Beyond U0126. Dianion chemistry leading to the rapid synthesis of a series of potent MEK inhibitors.

Employing phenylmalonitrile dianion chemistry, a large number of analogues of MEK inhibitor lead SH053 (IC(50)=140 nM) were rapidly synthesized leading to single digit nM inhibitors, displaying submicromolar AP-1 transcription inhibition in COS-7 cells. Compound 41, exhibiting a MEK IC(50)=12 nM showed ip activity in a TPA-induced ear edema model with an ED(50)=5 mg/kg.

Rational design, synthesis and structure-activity relationships of a cyclic succinate series of TNF-alpha converting enzyme inhibitors. Part 2: lead optimization.

Modifications of the lead TACE inhibitor 1 (N-hydroxy-trans-2-[[4-(4-quinolinyloxymethyl)anilinyl]carbonyl]-1-cyclohexanecarboxamide) at the cyclohexyl ring and the quinoline moiety led to the identification of a series of piperidine containing TACE inhibitors with potent activity in the inhibition of TNF-alpha release in the whole blood assay (WBA). The most potent analogue IM491 [N-hydroxy-(5S,6S)-1-methyl-6-[[4-(2-methyl-4-quinolinylmethoxy)anilinyl]carbonyl]-5-piperidinecarboxamide] exhibited an IC(50) value of 20 nM in WBA with excellent selectivity over MMP-1, -2 and -9 and is orally bioavailable with an F value of 43% in beagle dogs.

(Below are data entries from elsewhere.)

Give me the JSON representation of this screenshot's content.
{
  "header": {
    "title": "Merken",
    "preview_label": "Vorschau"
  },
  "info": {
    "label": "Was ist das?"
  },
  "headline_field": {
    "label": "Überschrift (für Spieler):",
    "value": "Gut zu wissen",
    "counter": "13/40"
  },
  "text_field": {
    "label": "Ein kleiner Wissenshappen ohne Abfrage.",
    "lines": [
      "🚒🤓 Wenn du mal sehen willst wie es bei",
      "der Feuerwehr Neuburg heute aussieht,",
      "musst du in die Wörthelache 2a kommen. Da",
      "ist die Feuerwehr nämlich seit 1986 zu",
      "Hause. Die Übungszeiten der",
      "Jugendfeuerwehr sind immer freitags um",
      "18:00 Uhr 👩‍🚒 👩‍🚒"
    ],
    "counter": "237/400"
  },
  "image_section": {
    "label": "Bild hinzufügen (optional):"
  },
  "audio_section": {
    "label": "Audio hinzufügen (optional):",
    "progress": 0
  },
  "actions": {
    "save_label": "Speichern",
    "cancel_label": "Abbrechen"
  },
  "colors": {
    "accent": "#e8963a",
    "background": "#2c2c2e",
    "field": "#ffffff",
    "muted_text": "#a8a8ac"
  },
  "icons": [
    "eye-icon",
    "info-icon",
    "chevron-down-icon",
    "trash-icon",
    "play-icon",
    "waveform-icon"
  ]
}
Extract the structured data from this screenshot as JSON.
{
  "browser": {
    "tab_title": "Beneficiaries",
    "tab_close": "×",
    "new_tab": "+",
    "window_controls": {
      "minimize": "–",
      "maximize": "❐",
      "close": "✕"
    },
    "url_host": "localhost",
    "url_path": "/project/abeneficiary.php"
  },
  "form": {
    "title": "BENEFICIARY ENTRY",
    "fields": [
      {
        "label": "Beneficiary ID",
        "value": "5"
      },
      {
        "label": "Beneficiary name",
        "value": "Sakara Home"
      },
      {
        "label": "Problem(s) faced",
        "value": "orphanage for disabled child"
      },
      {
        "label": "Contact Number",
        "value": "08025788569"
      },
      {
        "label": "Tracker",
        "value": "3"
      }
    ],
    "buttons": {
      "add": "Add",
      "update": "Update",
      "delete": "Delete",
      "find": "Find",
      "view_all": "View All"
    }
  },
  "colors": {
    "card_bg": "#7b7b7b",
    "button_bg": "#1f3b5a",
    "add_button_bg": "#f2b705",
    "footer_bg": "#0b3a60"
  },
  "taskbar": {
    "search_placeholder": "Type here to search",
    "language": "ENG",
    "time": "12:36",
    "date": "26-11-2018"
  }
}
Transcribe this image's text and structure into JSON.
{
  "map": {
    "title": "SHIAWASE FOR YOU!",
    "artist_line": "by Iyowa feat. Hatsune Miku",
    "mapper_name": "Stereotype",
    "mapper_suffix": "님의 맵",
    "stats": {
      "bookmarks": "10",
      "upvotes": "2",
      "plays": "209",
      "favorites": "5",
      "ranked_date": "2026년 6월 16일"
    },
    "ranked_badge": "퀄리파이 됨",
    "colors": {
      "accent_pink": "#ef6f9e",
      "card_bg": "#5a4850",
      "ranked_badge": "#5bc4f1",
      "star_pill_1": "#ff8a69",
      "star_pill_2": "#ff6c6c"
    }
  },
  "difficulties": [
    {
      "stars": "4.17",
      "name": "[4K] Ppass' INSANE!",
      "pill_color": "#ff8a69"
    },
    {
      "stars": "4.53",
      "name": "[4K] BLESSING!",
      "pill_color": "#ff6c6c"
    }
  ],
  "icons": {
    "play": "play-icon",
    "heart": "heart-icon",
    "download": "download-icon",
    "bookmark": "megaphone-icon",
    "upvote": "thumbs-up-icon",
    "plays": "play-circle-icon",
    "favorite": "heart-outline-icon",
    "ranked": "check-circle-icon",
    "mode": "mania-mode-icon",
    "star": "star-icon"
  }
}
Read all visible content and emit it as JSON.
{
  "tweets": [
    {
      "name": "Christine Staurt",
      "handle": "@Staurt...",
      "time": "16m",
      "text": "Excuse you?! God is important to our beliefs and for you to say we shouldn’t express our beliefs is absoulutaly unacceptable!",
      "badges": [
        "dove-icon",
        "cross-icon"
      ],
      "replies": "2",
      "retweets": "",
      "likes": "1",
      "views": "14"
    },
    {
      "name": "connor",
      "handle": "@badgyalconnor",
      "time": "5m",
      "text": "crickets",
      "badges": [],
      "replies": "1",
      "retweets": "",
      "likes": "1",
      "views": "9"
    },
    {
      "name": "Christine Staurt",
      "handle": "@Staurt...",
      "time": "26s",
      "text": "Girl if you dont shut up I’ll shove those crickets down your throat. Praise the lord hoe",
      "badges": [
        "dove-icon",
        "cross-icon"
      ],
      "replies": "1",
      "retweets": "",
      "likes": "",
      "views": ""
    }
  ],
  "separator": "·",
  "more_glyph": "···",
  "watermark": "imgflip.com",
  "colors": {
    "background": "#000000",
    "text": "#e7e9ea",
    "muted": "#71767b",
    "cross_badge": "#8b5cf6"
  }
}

Rational design, synthesis and structure-activity relationships of a cyclic succinate series of TNF-alpha converting enzyme inhibitors. Part 1: lead identification.

Rational design based on the broad spectrum MMP inhibitor CGS 27023A led to the identification of a novel series of cyclic succinate TACE inhibitors. As a mixture of two enantiomers, the lead compound 17b exhibited potent enzyme activity (IC(50)=8 nM) in the inhibition of porcine TNF-alpha converting enzyme (pTACE) and excellent selectivity over aggrecanase and MMP-1, -2 and -9.